En alguna traspapelada reseña se definió a la cinta El gran hotel Budapest (2014), como la reciente y “genial criatura” del director Wes Anderson. Luego de finalmente poder verla en las pantallas de Guadalajara, si en algo uno puede estar de acuerdo (a riesgo de ser menospreciado por los fans del cineasta norteamericano), es que es otra más de sus criaturas.
La historia se desarrolla principalmente en un lujoso y memorable hotel del este de Europa, ubicado en la falsa república de Zubrowka, hacia los años previos a la Segunda Guerra mundial. Ahí el refinado y libertino conserje del hotel (Ralph Fiennes), amante de las ricas y ancianas damas, siempre afable y cortés, obsesivo por el buen servicio al cliente, se ve envuelto, al lado de su nuevo botones —un desgarbado inmigrante enamorado de una joven pastelera con un tatuaje o lunar con forma del territorio mexicano en el rostro, que se vuelve su más fiel amigo y celoso empleado—, en el enredo que tras la muerte de una de sus apreciadas clientes sobreviene: el propio conserje roba una invaluable pintura que ya había heredado, es acusado de asesinar a su huésped y es apresado, escapa de prisión ayudado por unos simpáticos maleantes; prueba su inocencia y evidencia al verdadero culpable: el hijo de la muerta, no sin evadir al malencarado matón que se ha contratado para silenciar los inconvenientes y termina por heredar el famoso hotel que al final de sus días dejará a su estimado botones, que en el futuro se encargaría de relatar la historia a un escritor.
Y todo este embrollo, Anderson asegura que fue inspirado por la novela La piedad peligrosa, también conocida como La impaciencia del corazón, de Stefan Sweig. Quién sabe qué opinaría el escritor de esto, ya que el mismo director dice que “no había leído nada de él, es que ni siquiera conocía su obra, hasta que hace ocho años leí su, creo, única novela, La piedad peligrosa. En Estados Unidos es un autor desconocido, pero que ahora ha logrado cierto prestigio porque su obra es ya de dominio público y se está reeditando. Empecé a leer más y más de él, y me gustó el aroma de su trabajo, su estructura de historias dentro de historias. Espero que la película responda a su estilo”.
El libro busca sondear la profundidad de los sentimientos y la condición humana. Del estilo de Anderson, que también ha utilizado sus mismos predecibles recursos hasta para filmar comerciales de Prada, American Express y Stella Artois, qué se puede decir, sino que sus estructuras fílmicas se parecen a un gran comercial, que tiene la prioridad de entretener al espectador para que no cambie el canal.

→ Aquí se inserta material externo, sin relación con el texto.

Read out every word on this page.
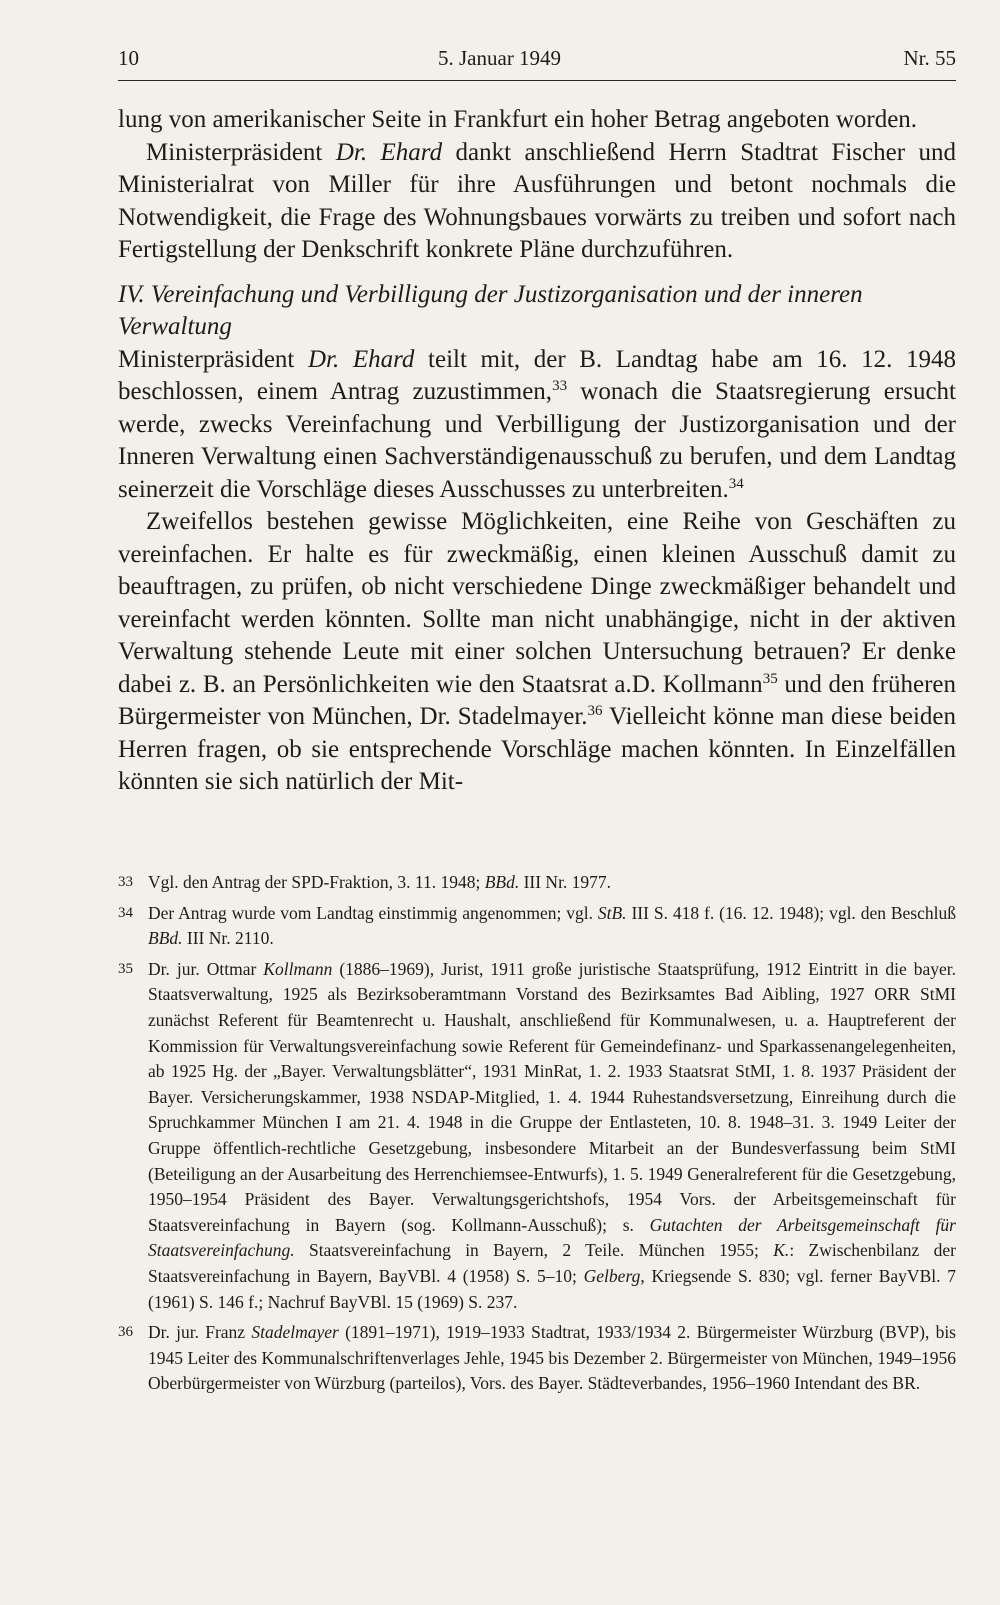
10	5. Januar 1949	Nr. 55

lung von amerikanischer Seite in Frankfurt ein hoher Betrag angeboten worden.

Ministerpräsident Dr. Ehard dankt anschließend Herrn Stadtrat Fischer und Ministerialrat von Miller für ihre Ausführungen und betont nochmals die Notwendigkeit, die Frage des Wohnungsbaues vorwärts zu treiben und sofort nach Fertigstellung der Denkschrift konkrete Pläne durchzuführen.

IV. Vereinfachung und Verbilligung der Justizorganisation und der inneren Verwaltung

Ministerpräsident Dr. Ehard teilt mit, der B. Landtag habe am 16. 12. 1948 beschlossen, einem Antrag zuzustimmen,$^{33}$ wonach die Staatsregierung ersucht werde, zwecks Vereinfachung und Verbilligung der Justizorganisation und der Inneren Verwaltung einen Sachverständigenausschuß zu berufen, und dem Landtag seinerzeit die Vorschläge dieses Ausschusses zu unterbreiten.$^{34}$

Zweifellos bestehen gewisse Möglichkeiten, eine Reihe von Geschäften zu vereinfachen. Er halte es für zweckmäßig, einen kleinen Ausschuß damit zu beauftragen, zu prüfen, ob nicht verschiedene Dinge zweckmäßiger behandelt und vereinfacht werden könnten. Sollte man nicht unabhängige, nicht in der aktiven Verwaltung stehende Leute mit einer solchen Untersuchung betrauen? Er denke dabei z. B. an Persönlichkeiten wie den Staatsrat a.D. Kollmann$^{35}$ und den früheren Bürgermeister von München, Dr. Stadelmayer.$^{36}$ Vielleicht könne man diese beiden Herren fragen, ob sie entsprechende Vorschläge machen könnten. In Einzelfällen könnten sie sich natürlich der Mit-

33 Vgl. den Antrag der SPD-Fraktion, 3. 11. 1948; BBd. III Nr. 1977.

34 Der Antrag wurde vom Landtag einstimmig angenommen; vgl. StB. III S. 418 f. (16. 12. 1948); vgl. den Beschluß BBd. III Nr. 2110.

35 Dr. jur. Ottmar Kollmann (1886–1969), Jurist, 1911 große juristische Staatsprüfung, 1912 Eintritt in die bayer. Staatsverwaltung, 1925 als Bezirksoberamtmann Vorstand des Bezirksamtes Bad Aibling, 1927 ORR StMI zunächst Referent für Beamtenrecht u. Haushalt, anschließend für Kommunalwesen, u. a. Hauptreferent der Kommission für Verwaltungsvereinfachung sowie Referent für Gemeindefinanz- und Sparkassenangelegenheiten, ab 1925 Hg. der „Bayer. Verwaltungsblätter“, 1931 MinRat, 1. 2. 1933 Staatsrat StMI, 1. 8. 1937 Präsident der Bayer. Versicherungskammer, 1938 NSDAP-Mitglied, 1. 4. 1944 Ruhestandsversetzung, Einreihung durch die Spruchkammer München I am 21. 4. 1948 in die Gruppe der Entlasteten, 10. 8. 1948–31. 3. 1949 Leiter der Gruppe öffentlich-rechtliche Gesetzgebung, insbesondere Mitarbeit an der Bundesverfassung beim StMI (Beteiligung an der Ausarbeitung des Herrenchiemsee-Entwurfs), 1. 5. 1949 Generalreferent für die Gesetzgebung, 1950–1954 Präsident des Bayer. Verwaltungsgerichtshofs, 1954 Vors. der Arbeitsgemeinschaft für Staatsvereinfachung in Bayern (sog. Kollmann-Ausschuß); s. Gutachten der Arbeitsgemeinschaft für Staatsvereinfachung. Staatsvereinfachung in Bayern, 2 Teile. München 1955; K.: Zwischenbilanz der Staatsvereinfachung in Bayern, BayVBl. 4 (1958) S. 5–10; Gelberg, Kriegsende S. 830; vgl. ferner BayVBl. 7 (1961) S. 146 f.; Nachruf BayVBl. 15 (1969) S. 237.

36 Dr. jur. Franz Stadelmayer (1891–1971), 1919–1933 Stadtrat, 1933/1934 2. Bürgermeister Würzburg (BVP), bis 1945 Leiter des Kommunalschriftenverlages Jehle, 1945 bis Dezember 2. Bürgermeister von München, 1949–1956 Oberbürgermeister von Würzburg (parteilos), Vors. des Bayer. Städteverbandes, 1956–1960 Intendant des BR.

Es verdad que uno pasa un rato agradable al ver El gran hotel Budapest, y se divierte, al menos hasta que las situaciones cómicas parecen excesivas. Los gags se rematan unos tras otros sin descanso. Un movimiento obsesivo constante para mantener el mood, en donde la simetría de los planos casi enfermiza, los barridos para cambiarlos, los travellings y los close up o los bust shot para abundar en la gestualidad de los actores, refuerzan una y otra vez esta concepción cinematográfica, que parece no dejar de sentir nostalgia por lo retro, además del ya consabido uso de maquetas para sus ilusiones arquitectónicas.
Al respecto, esto dice el crítico de cine, Jorge Ayala Blanco en una de sus reseñas: “Esa excéntrica estructura narrativa en abismo heráldico de una historia dentro de otra historia al infinito demencial, esa maniática atención a todos los detalles prepotentes y significativos, esa retórica de alcurnia con recitados de poesía romántica a la menor provocación altisonante, esa red incomparable de majestuosos interiores centroeuropeos en contraste con las mazmorras o los túneles goteantes, esa trama tan laberíntica como esa abrumadora red de peripecias atosigantes, esos controles ferroviarios a punta de culatazo, esos pactos solemnes para la eternidad, esa idealizada interdependencia fáustica entre los héroes que revelará mutuamente salvadora y ese regusto gratuito por la estilización voraz en el vacío”.
Y como en otros filmes, aún cuando el peso por completo y sin demérito alguno está en el talentoso Ralph Fiennes, desfilan por la pantalla una andanada de prestigiados actores como Adrien Brody, Willem Dafoe, Bill Murray, Edward Norton, Jeff Goldblum, que a pesar de que en algunos casos sus participaciones son por demás fugaces, no declinan su actuación gracias a las habilidades sociales de Wes porque “les llamo, pero nunca les digo el tamaño del papel, lo que sería descortés, sino que les pido ayuda para hacer la película, y se apuntan”, y todo eso por supuesto que le sirve para promocionar y vender la película, que deja el sabor a un gran artificio que no trasciende de la pirotecnia, con un largo catálogo de lindas postales y retratos de famosos.